The Discoveroids have a long history of retroactively recruiting dead people, in order to add their prestige to what’s going on in the Discoveroids’ Seattle ministry. When they began their macabre membership drive, it was originally limited to Thomas Jefferson. See Thomas Jefferson Joins The Discovery Institute!
But then they became emboldened and embarked on an active campaign of recruiting dead people. See, for example, Discoveroids Adopt Alfred Wallace as Godfather, and then Discovery Institute Snatches Another Corpse (Jean-Jacques Rousseau), and then they really got carried away when Charles Darwin Joins the Discovery Institute. Their most recent grave robbery was described here: Invasion of the Discoveroid Body Snatchers (James Clerk Maxwell).
But now they’ve gone beyond adopting stiffs. Today’s article by David Klinghoffer is the first time we can remember that they’ve attempted to recruit a comic book character. Klinghoffer’s latest is In Man of Steel, Superman Is Pursued by Darwinian Bad Guys.
There’s not much to this one. Klinghoffer hasn’t seen the movie and neither have we. Apparently, he’s relying on some advance information in the form of a video clip. Here are a few excerpts, with bold font added by us:
Among other points of interest: the bad guys, pursuing Kal-El a/k/a Clark Kent to Earth, are animated in the film’s telling by an eerily Darwinian philosophy.
BWAHAHAHAHAHA! Assuming that’s a theme of the movie, the Discoveroids are so desperate that they’re using a Hollywood script writer’s understanding of science as evidence in favor of intelligent design!

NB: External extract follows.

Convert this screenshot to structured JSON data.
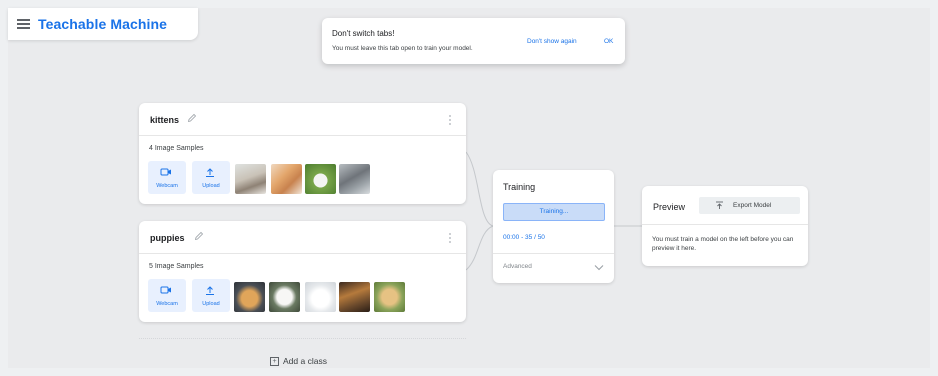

Klinghoffer also says, based on the video clip embedded in his article:
In one clip, chief bad guy General Zod confronts Superman’s birth father Jor-El and calls on him to join in a campaign against the “degenerative bloodlines that led us to this state.” Later, in a duel with planet Krypton’s assassin sent to wipe him out, Superman gets knocked around, which prompts the villainess to observe that he is weak: “The fact that you possess a sense of morality, and we do not, gives us an evolutionary advantage. And if history has proven anything, it is that evolution always wins.”
It’s really difficult to believe, but Klinghoffer is seriously quoting the raving of villains in a movie about a comic-book character. In his last paragraph, he uses that powerful evidence to lecture us on the evils of evolution:
The only problem with her analysis is that evolution, in the presumed Darwinian sense here, “always wins” by discarding things that don’t give an “evolutionary advantage.” That would seem to include the exquisitely tuned conscience with which human beings are gifted — what advantage does that confer? — the existence of which, as we know well, poses one of many enigmas that a Darwinian view is helpless in explaining.
So there you are, dear reader. In the movie, Darwin motivates the villains (maybe). Not only that, but Darwin’s pitiful theory can’t explain Superman’s niceness. That proves intelligent design is the superior theory.
Hey, we just had another thought — the Discoveroids can add this movie to their growing collection of peer-reviewed literature.